The decision impacts definitions used in Workforce Investment Act Title IB eligibility determinations. According to the decision, same-sex marriages must be included in the definitions of family, which in turn affects the definitions of eligible youth and displaced homemakers. Furthermore, the act only recognizes marriages that were already legal in their respective jurisdictions.

At the time, same-sex unions that took place in New York State were not legally recognized as marriages in New York State, and therefore did not fall under parameters set by the changes to the act. New York later legalized same-sex marriage, but, at the time, New York was the only state that recognized same-sex marriages established elsewhere, while at the same time not allowing same-sex marriage in its own jurisdiction.
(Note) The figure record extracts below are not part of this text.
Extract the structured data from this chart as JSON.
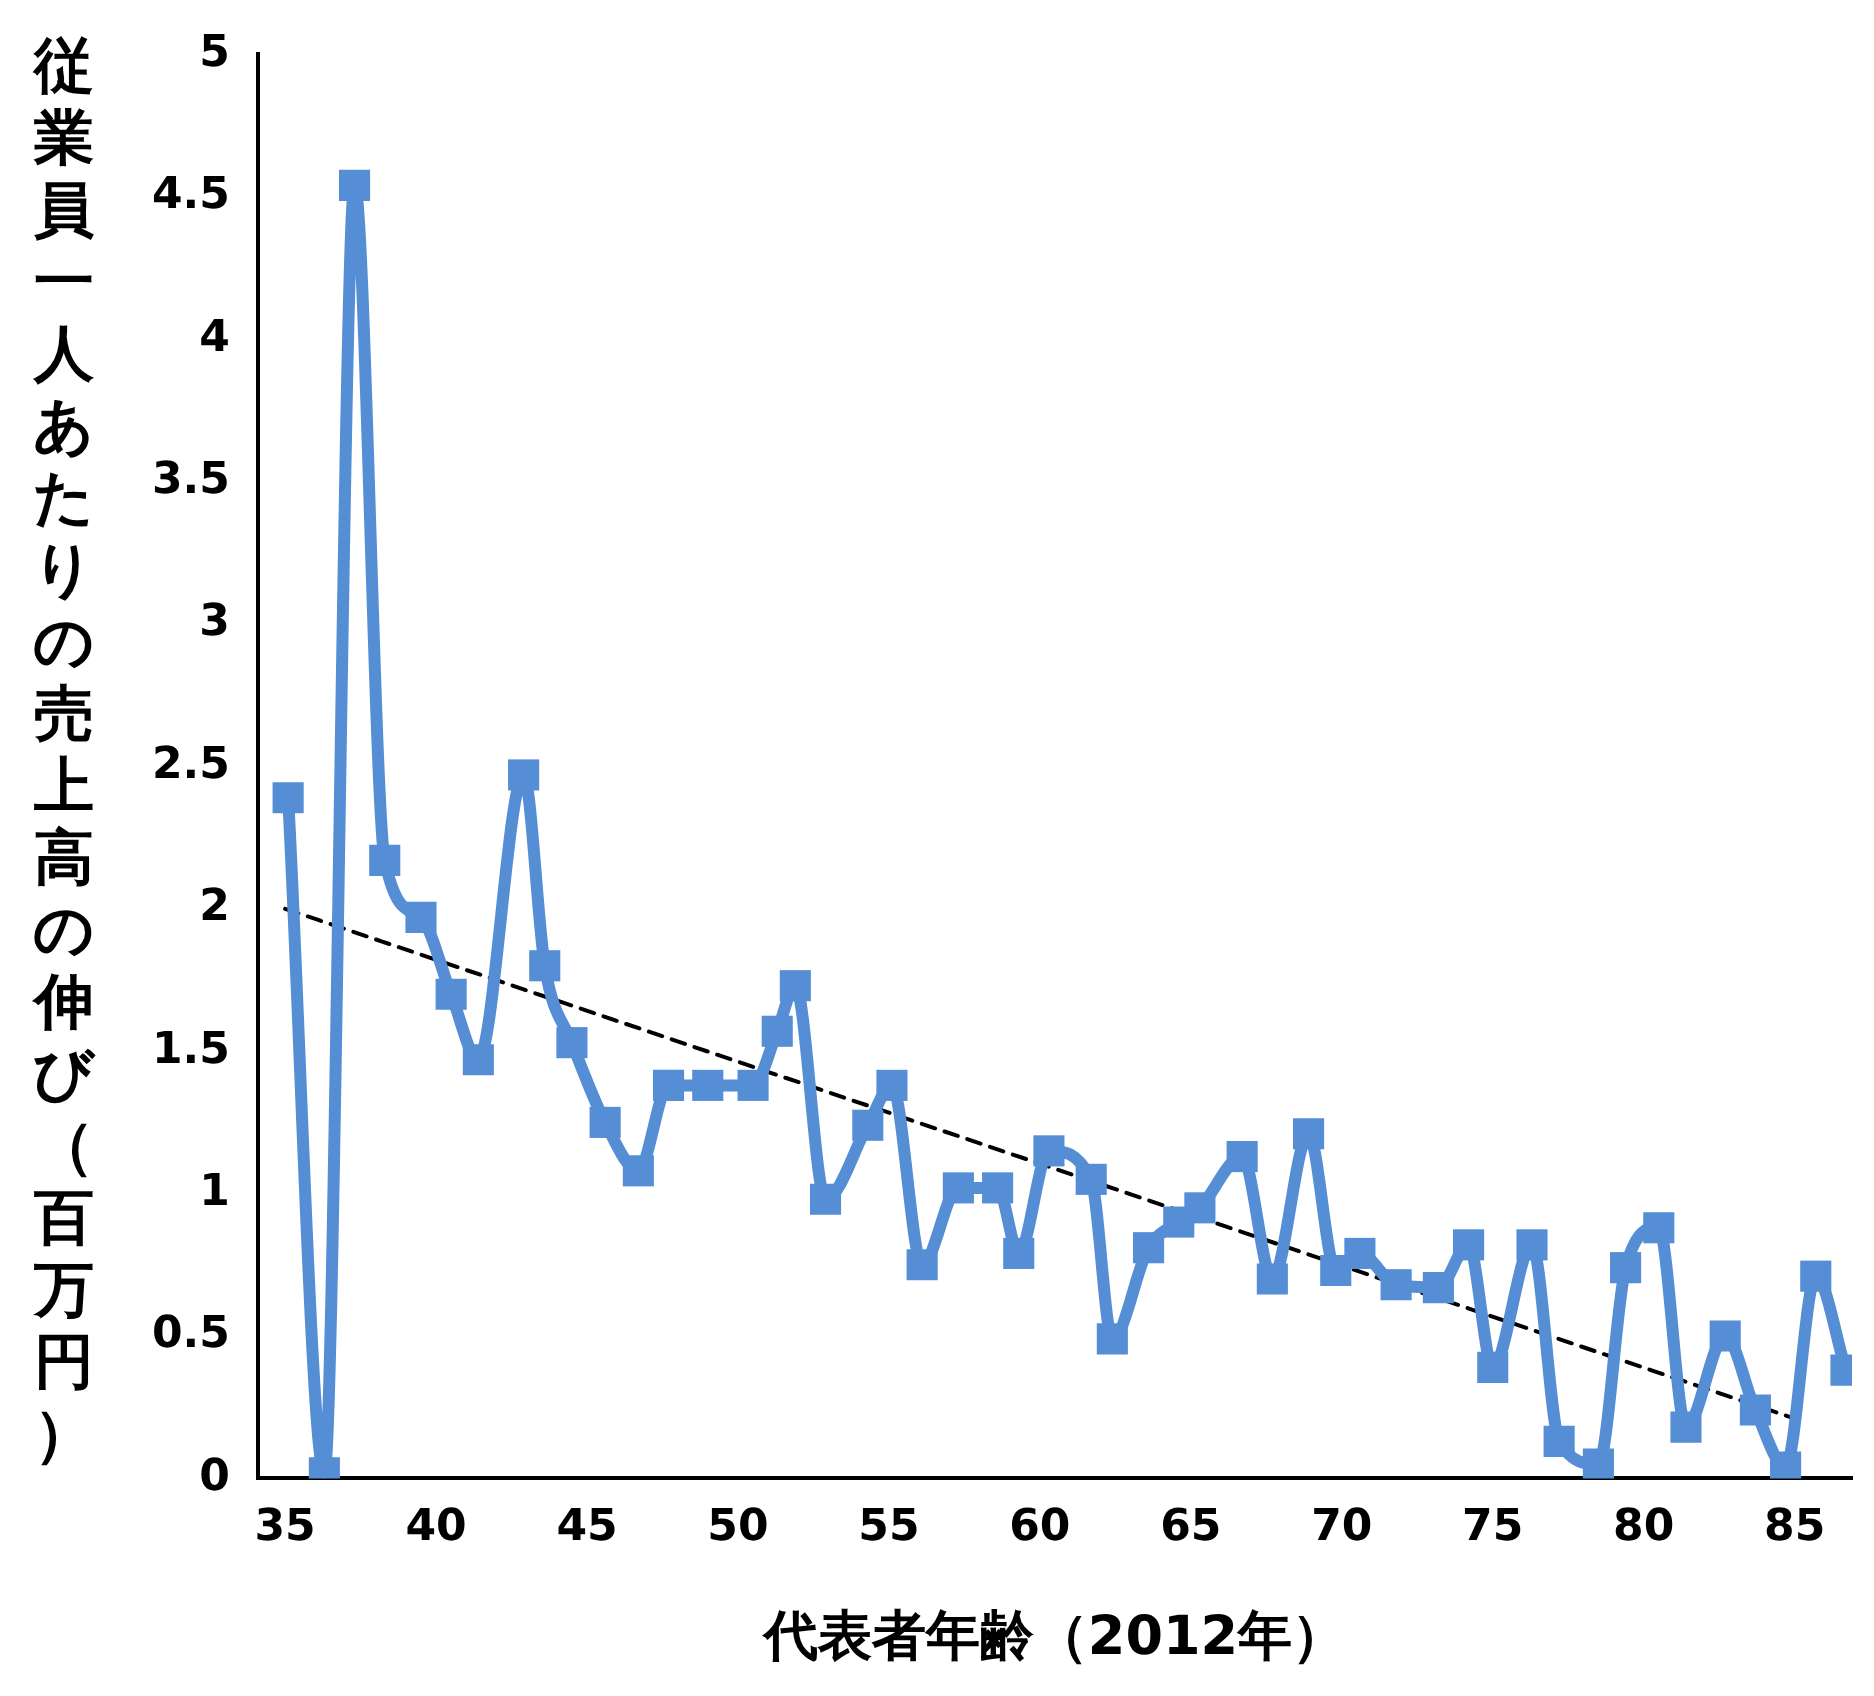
{
  "chart_data": {
    "type": "line",
    "xlabel": "代表者年齢（2012年）",
    "ylabel": "従業員一人あたりの売上高の伸び（百万円）",
    "xlim": [
      34.1,
      86.9
    ],
    "xticks": [
      35,
      40,
      45,
      50,
      55,
      60,
      65,
      70,
      75,
      80,
      85
    ],
    "ylim": [
      0,
      5
    ],
    "yticks": [
      0,
      0.5,
      1,
      1.5,
      2,
      2.5,
      3,
      3.5,
      4,
      4.5,
      5
    ],
    "grid": false,
    "legend": false,
    "series": [
      {
        "color": "#558ed5",
        "marker": "square",
        "line_style": "solid",
        "x": [
          35.1,
          36.3,
          37.3,
          38.3,
          39.5,
          40.5,
          41.4,
          42.9,
          43.6,
          44.5,
          45.6,
          46.7,
          47.7,
          49.0,
          50.5,
          51.3,
          51.9,
          52.9,
          54.3,
          55.1,
          56.1,
          57.3,
          58.6,
          59.3,
          60.3,
          61.7,
          62.4,
          63.6,
          64.6,
          65.3,
          66.7,
          67.7,
          68.9,
          69.8,
          70.6,
          71.8,
          73.2,
          74.2,
          75.0,
          76.3,
          77.2,
          78.5,
          79.4,
          80.5,
          81.4,
          82.7,
          83.7,
          84.7,
          85.7,
          86.7
        ],
        "values": [
          2.39,
          0.02,
          4.54,
          2.17,
          1.97,
          1.7,
          1.47,
          2.47,
          1.8,
          1.53,
          1.25,
          1.08,
          1.38,
          1.38,
          1.38,
          1.57,
          1.73,
          0.98,
          1.24,
          1.38,
          0.75,
          1.02,
          1.02,
          0.79,
          1.15,
          1.05,
          0.49,
          0.81,
          0.9,
          0.95,
          1.13,
          0.7,
          1.21,
          0.73,
          0.79,
          0.68,
          0.67,
          0.82,
          0.39,
          0.82,
          0.13,
          0.05,
          0.74,
          0.88,
          0.18,
          0.5,
          0.24,
          0.04,
          0.71,
          0.38
        ]
      },
      {
        "color": "#000000",
        "marker": "none",
        "line_style": "dashed",
        "x": [
          35,
          85
        ],
        "values": [
          2.0,
          0.21
        ]
      }
    ]
  }
}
The opinion, written by Justice Erin Peradotto, indicated that

For well over a century, New York has recognized marriages solemnized outside of New York unless they fall into two categories of exception: (1) marriage, the recognition of which is prohibited by the 'positive law' of New York and (2) marriages involving incest or polygamy, both of which fall within the prohibitions of 'natural law'.

The opinion concluded that

plaintiff's marriage does not fall within either of the two exceptions to the marriage-recognition rule. '[A]bsent any New York statute expressing clearly the Legislature's intent to regulate within this State marriages of its domiciliaries solemnized abroad, there is no positive law in this jurisdiction' to prohibit recognition of a marriage that would have been invalid if solemnized in New York.... The Legislature has not enacted legislation to prohibit the recognition of same-sex marriages validly entered into outside of New York, and we thus conclude that the positive law exception to the general rule of foreign marriage recognition is not applicable in this case.

On May 14, 2008, Governor David A. Peterson's legal counsel, David Nocenti, instructed New York state agencies that same-sex couples married elsewhere "should be afforded the same recognition as any other legally performed union," and directed all state agencies to begin to revise policies and regulations to recognize same-sex marriages performed in other jurisdictions.